Greetings friends and lets welcome this 2010 and hope, pray and act to make this year a turning point for the planet toward life-sustaining, life respecting and stewardship frame of mind with respect to the planets resources.
I had a good 2009 personally in that I have a son to welcome into the world – born in Visakhapatnam, India on August 26. Needless to say it is an amazing experience. It reminded me of a comment made by my good friend Bruno Biberon, a chartered accountant by profession and an avid surfer, regarding his own son. He wanted to save the oceans biomass which is disappearing at an alarming rate BECAUSE his son won’t have the opportunity of experiencing the wonders of the oceans as we, in this generation and ALL previous generations, have had the good fortune of enjoying it. I was amazed, impressed and taken back by the scale of his objective and bringing the global problem home as it addresses his immediate and compelling concern. Saving the oceans biomass comment does not seem so far-fetched and distant to me now after my own son was born. If the majority of ordinary citizens of the world share this scale of sentiments then a sustainable world is well within our reach.
A more important change that I experience now after my son is born is that I should not take myself too seriously. The planet will do just fine and the human spirit is amazing, resilient, adaptable and smart to boot. Here is a case in point.

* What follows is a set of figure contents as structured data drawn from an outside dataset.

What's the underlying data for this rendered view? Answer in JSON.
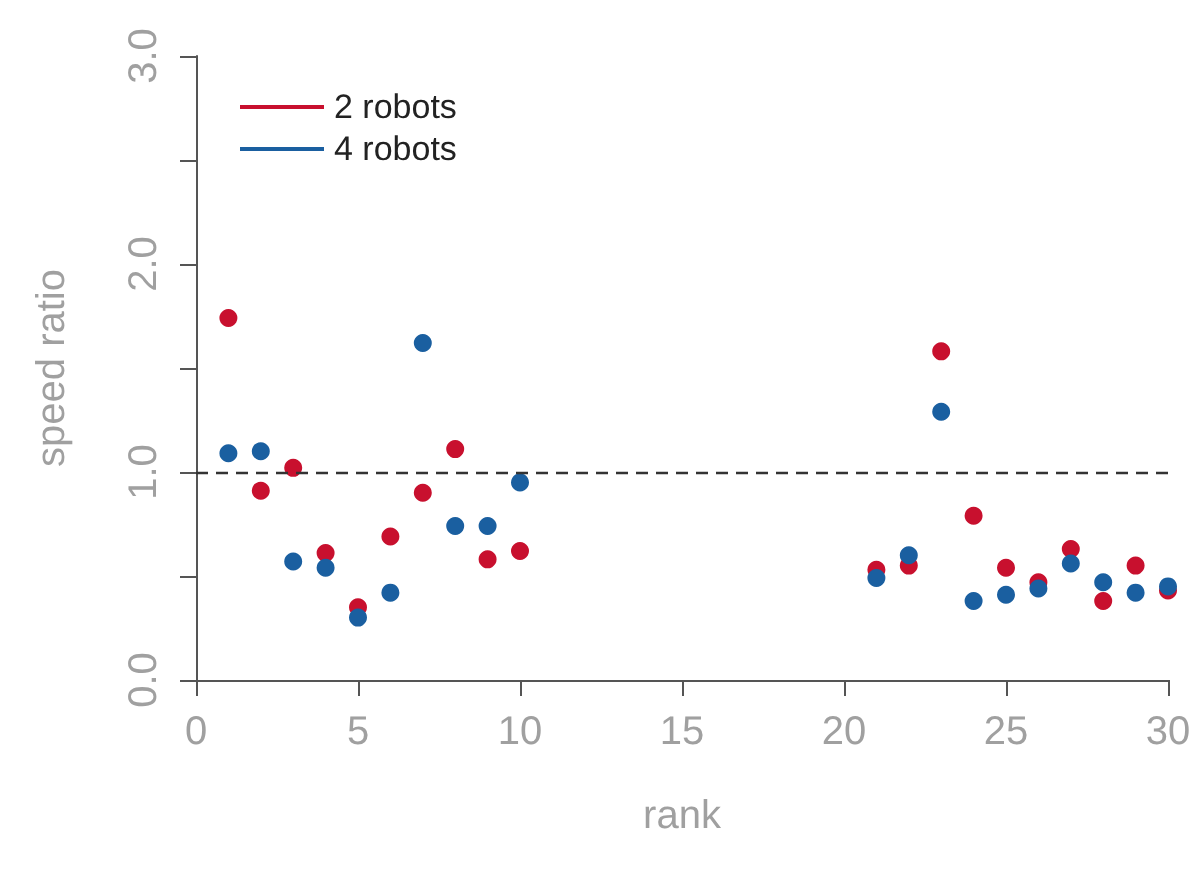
{
  "chart_data": {
    "type": "scatter",
    "xlabel": "rank",
    "ylabel": "speed ratio",
    "x": [
      1,
      2,
      3,
      4,
      5,
      6,
      7,
      8,
      9,
      10,
      21,
      22,
      23,
      24,
      25,
      26,
      27,
      28,
      29,
      30
    ],
    "series": [
      {
        "name": "2 robots",
        "color": "#c8102e",
        "values": [
          1.74,
          0.91,
          1.02,
          0.61,
          0.35,
          0.69,
          0.9,
          1.11,
          0.58,
          0.62,
          0.53,
          0.55,
          1.58,
          0.79,
          0.54,
          0.47,
          0.63,
          0.38,
          0.55,
          0.43
        ]
      },
      {
        "name": "4 robots",
        "color": "#1a5fa0",
        "values": [
          1.09,
          1.1,
          0.57,
          0.54,
          0.3,
          0.42,
          1.62,
          0.74,
          0.74,
          0.95,
          0.49,
          0.6,
          1.29,
          0.38,
          0.41,
          0.44,
          0.56,
          0.47,
          0.42,
          0.45
        ]
      }
    ],
    "xlim": [
      0,
      30
    ],
    "xticks": [
      0,
      5,
      10,
      15,
      20,
      25,
      30
    ],
    "ylim": [
      0,
      3
    ],
    "yticks": [
      {
        "value": 0,
        "label": "0.0"
      },
      {
        "value": 0.5,
        "label": null
      },
      {
        "value": 1,
        "label": "1.0"
      },
      {
        "value": 1.5,
        "label": null
      },
      {
        "value": 2,
        "label": "2.0"
      },
      {
        "value": 2.5,
        "label": null
      },
      {
        "value": 3,
        "label": "3.0"
      }
    ],
    "ref_lines": [
      {
        "axis": "y",
        "value": 1,
        "label": null,
        "color": "#333333",
        "line_style": "dashed"
      }
    ],
    "grid": false,
    "legend": "top left",
    "marker": "circle"
  }
}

I came across Emily Pilloton’s Design H project on sustainability this morning and as usual with this type of information, it blew my mind with the simple, yet powerful philosophy underlying the project. Buckminister Fuller always maintained that there are enough resources in the planet to make all the billions of people comfortable and yet be sustainable if we employ innovative engineering designs that use only fraction of inputs than we currently use. Society was “forced” to acknowledge his genius only after many years of marginalizing his ideas and work and it begs the question as to why that is so. My opinion is that it boils down to simplistic tendencies of “easy” profits – for the suppliers of raw materials like steel, oil and lumber and for the value adding services sectors of transforming those raw materials into useful engineering artifacts. There was no upside to reducing the inputs or worrying about letting tons of noxious gases into the atmosphere or tons of effluents discharging into the water ways and oceans destroying the biomass.
The economic model in the world today tends to glorify, indeed deify, the capital inputs needed for economic activity and marginalize the effort (labor) and “entitlement” to use, thrash and claim the planets natural resources. Essentially, someone with a fist full of dollars or euros or yuans can buy / lease 10,000 acres in most corners of the earth, mouth some niceties to the local politicians or “leaders” as they term themselves, and proceed to ravage, pilfer and rape the landscape and exploit the local inhabitants with ”economic growth opportunities”. I am referring to projects such as 5000 acres to open a nuclear power plant for electricity near Vizainagaram, a quarter kilometer wide canal diverting Godavari river waters for industrial development and leaving dried up silt land to the local farmers in East Godavari district, or opening a VW plant at Vizag that requires 1800 acres of land primarily for exports. Of course the modern MBA types get shocked at the suggestion that these projects might not be a good idea.
The arguments are well-known, commonplace and simplistic. But what they fail to realize is that by building a nuclear power plant at a site, you are altering the local mini eco system – the biological, botanical, atmospheric and social aspects in about 5000 acres and you are doing this for eternity or for a time frame so far in the future it is hard to fathom. What gives ANYONE the right to alter a land mass of 5000 acres FOREVER from a finite quantity available on this planet that belongs to ALL life on the planet and that belongs to the planet earth itself.
The reference to ALL life gets deeper with this native american saying ” This land belongs to my people. Some of my people are living, some are dead, but MOST are yet to be born”. So to all those MBA types and pseudo MBA types (who think they are brilliant business men), I say this – remember who owns this land (despite your politician designed ownership title deeds) – it belongs to all LIFE yet to be born and you are just a steward, a guest and a visitor who has come for a short stay. If you believe in reincarnation, then you and your uncle parthasaradhi will probably revisit this planet many times in the future. Don’t mess it up and more importantly, don’t do things that alter the environment permanently forever.
So whats the alternative to a nuclear power plant given that we are not advocating anyone to go back to living in the jungles. May be the bloom box from Bloom energy, solar thermal installations covering every street and highway, or an automated computerised driverless public transportation system that operates like a private car – point a to point b door to door with electricity (thus making your VW plant redundant but then you already altered the mini eco systems in 1800 acres permanently). Heck, if we can track Al Faida operatives with drones, then driverless mini-buses are a cake walk.
Alex Steffen of www.worldchanging.com proposes “smart cities” of which New York is a good example and a harbinger of what is possible because of the compact and efficient living, working and playing environment of high quality. If we solve people’s need for a good life in a sustainable way, then everything else will fall in place because of good education and general well-being.
Lets encourage Emily Pilloton’s work – comment, donate, participate and at the least take a few minutes to read about her wonderful work for the betterment of humanity.